Surgint Duffy knows me. I wuz along here las' week, an' see ye wuz put back fer stone. If I'd had the job, I'd had her unloaded two days befoore."
"You're dead right, Dan," said Lathers, with an expression of disgust. "This woman business ain't no good, nohow. She ought to be over her tubs."
"She does her work, though," Babcock said, beginning to see the drift of things.
"Oh, I don't be sayin' she don't. She's a dacint woman, anough; but thim b'ys as is a-runnin' her carts is raisin' h--ll all the toime."
"And then look at the teams," chimed in Lathers, with a jerk of his thumb toward the dock--"a lot of staggering horse-car wrecks you couldn't sell to a glue-factory. That big gray she had a-hoistin' is blind of an eye and sprung so forrard he can't hardly stand."
At this moment the refrain of a song from somewhere near the board fence came wafting through the air,--"And he wiped up the floor wid McGeechy."
McGaw turned his head in search of the singer, and not finding him, resumed his position.
"What are your rates per ton?" asked Babcock.
"We're a-chargin' forty cints," said McGaw, deferring to Lathers, as if for confirmation.
"Who's 'we'?"
"The Stevedores' Union."
"But Mrs. Grogan is doing it for thirty," said Babcock, looking straight into McGaw's eyes, and speaking slowly and deliberately.

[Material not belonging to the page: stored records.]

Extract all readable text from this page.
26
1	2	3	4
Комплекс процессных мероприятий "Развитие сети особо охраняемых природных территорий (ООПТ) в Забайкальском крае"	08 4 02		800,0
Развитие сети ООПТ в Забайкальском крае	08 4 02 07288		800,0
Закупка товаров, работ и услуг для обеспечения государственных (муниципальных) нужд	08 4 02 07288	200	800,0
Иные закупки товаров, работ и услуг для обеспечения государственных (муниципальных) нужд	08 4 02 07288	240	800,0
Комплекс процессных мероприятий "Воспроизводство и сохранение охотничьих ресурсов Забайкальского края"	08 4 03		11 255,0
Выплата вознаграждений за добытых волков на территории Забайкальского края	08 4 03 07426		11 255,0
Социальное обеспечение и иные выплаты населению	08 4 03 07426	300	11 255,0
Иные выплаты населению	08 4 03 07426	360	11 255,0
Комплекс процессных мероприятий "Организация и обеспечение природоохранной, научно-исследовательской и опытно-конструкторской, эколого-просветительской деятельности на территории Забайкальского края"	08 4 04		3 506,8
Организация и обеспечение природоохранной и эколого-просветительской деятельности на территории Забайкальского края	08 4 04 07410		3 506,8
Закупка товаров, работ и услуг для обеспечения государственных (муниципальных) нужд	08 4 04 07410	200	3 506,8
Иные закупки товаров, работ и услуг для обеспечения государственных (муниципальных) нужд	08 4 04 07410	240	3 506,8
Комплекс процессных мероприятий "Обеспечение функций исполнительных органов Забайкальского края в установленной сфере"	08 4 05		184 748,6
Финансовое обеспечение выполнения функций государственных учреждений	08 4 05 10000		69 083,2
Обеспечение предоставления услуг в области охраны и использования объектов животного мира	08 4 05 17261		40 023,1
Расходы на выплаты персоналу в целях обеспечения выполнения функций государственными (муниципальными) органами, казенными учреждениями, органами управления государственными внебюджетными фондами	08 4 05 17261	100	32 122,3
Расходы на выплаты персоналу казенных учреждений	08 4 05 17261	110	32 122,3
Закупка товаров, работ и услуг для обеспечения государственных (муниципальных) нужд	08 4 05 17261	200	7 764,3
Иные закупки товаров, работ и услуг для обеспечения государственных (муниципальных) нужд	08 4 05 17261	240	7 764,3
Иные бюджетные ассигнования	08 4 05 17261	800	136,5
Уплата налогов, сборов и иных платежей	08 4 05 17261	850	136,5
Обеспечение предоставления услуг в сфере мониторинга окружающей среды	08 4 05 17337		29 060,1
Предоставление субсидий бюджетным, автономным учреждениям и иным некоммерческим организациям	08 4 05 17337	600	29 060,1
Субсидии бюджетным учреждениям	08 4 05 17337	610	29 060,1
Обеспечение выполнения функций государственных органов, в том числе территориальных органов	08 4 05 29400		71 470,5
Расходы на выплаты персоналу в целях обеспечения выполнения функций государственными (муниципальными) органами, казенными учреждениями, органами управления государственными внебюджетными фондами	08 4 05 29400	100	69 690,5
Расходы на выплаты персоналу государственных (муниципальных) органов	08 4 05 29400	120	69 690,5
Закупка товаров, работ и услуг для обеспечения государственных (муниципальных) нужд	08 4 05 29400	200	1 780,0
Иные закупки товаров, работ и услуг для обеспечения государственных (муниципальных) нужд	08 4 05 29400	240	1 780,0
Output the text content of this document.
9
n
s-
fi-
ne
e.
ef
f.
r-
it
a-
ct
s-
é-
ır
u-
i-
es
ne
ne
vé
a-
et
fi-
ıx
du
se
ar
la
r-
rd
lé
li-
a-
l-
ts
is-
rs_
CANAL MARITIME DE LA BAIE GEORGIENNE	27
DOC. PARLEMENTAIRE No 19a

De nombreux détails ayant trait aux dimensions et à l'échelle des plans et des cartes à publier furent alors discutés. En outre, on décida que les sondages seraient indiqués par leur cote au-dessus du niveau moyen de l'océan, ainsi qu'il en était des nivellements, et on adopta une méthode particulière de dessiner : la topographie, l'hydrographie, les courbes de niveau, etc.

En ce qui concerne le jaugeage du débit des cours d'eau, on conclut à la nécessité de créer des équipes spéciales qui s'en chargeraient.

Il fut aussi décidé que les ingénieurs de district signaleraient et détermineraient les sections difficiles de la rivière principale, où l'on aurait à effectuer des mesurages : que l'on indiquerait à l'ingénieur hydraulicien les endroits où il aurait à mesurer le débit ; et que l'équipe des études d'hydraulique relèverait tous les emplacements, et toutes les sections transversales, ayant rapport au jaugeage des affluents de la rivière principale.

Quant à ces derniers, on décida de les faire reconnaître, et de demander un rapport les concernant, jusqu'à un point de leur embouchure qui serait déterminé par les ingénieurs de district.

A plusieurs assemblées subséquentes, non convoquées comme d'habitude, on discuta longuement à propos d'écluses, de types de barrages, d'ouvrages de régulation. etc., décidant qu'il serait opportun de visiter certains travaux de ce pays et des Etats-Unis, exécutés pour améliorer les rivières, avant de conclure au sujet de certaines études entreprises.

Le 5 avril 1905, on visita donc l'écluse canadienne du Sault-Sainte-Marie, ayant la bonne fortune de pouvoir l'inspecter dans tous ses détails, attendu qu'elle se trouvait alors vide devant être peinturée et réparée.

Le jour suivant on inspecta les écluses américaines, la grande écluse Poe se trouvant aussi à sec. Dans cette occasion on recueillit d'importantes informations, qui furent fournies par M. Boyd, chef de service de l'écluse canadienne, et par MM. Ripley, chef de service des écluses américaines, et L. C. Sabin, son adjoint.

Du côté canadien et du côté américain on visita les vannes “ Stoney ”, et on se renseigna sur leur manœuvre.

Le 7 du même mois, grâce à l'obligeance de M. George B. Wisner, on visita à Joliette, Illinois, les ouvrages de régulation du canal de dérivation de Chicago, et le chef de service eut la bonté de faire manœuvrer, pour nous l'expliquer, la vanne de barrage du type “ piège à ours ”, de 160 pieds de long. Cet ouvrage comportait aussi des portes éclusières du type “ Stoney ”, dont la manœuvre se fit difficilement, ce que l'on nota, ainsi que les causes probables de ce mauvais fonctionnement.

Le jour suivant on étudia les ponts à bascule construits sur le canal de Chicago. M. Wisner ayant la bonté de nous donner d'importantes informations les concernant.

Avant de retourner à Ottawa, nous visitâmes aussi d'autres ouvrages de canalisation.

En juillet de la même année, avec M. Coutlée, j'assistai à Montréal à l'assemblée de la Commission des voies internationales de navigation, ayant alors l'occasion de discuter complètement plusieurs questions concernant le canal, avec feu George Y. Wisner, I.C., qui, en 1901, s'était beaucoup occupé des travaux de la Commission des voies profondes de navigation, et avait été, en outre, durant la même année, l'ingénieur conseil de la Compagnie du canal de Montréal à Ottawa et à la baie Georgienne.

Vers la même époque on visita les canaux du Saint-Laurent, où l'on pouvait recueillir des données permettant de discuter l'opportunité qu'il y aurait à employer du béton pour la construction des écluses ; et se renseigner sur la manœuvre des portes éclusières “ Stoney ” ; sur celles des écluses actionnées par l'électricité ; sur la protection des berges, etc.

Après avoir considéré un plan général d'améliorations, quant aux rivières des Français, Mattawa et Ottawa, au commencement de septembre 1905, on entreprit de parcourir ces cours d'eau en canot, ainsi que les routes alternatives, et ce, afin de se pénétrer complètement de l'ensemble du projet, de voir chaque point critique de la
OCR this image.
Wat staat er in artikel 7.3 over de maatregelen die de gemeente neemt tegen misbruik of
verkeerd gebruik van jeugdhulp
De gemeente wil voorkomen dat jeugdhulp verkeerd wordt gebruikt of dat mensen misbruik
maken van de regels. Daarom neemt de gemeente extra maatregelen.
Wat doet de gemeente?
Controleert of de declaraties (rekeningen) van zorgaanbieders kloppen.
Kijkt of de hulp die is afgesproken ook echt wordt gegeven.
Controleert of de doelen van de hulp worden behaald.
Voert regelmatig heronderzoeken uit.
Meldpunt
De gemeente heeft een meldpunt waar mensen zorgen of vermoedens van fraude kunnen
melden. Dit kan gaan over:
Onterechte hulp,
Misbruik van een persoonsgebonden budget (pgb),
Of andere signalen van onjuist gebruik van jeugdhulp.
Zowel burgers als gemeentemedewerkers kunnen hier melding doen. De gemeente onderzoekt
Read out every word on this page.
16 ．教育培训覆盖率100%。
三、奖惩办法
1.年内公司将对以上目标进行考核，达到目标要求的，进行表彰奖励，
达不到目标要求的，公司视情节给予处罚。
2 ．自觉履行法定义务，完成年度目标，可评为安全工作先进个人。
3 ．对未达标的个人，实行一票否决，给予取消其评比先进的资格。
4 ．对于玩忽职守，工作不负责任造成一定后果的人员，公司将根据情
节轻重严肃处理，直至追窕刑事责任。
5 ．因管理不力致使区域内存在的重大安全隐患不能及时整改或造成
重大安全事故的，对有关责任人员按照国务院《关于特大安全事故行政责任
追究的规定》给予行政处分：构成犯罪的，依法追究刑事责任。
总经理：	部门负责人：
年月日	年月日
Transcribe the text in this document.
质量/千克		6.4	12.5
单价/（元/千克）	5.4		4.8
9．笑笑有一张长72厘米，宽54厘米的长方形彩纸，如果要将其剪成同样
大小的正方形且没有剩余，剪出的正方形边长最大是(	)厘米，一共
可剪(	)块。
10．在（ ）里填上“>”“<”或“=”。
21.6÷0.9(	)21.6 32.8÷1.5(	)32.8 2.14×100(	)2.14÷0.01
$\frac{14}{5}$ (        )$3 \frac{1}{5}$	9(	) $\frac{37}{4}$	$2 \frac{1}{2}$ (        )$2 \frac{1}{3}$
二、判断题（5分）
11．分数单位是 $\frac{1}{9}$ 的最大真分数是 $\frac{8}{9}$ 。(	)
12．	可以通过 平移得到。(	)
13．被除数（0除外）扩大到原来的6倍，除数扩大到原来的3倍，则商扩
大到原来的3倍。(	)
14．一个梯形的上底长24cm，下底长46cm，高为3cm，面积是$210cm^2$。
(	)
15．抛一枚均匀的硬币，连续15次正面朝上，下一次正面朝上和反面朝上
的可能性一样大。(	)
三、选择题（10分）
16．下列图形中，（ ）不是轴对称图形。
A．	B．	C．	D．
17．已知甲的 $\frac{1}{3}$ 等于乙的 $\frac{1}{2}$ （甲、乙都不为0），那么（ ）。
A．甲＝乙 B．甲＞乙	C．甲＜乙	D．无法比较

"Yis, I heared she wuz a-cuttin' rates; but she can't live at it.
If I does it, it'll be done roight, an' no throuble."
"I'll think it over," said Babcock quietly, turning on his heel.
The meanness of the whole affair offended him--two big, strong men vilifying a woman with no protector but her two hands. McGaw should never lift a shovel for him.
Again the song floated out; this time it seemed nearer,--". . . wid McGeechy--McGeechy of the Fourth."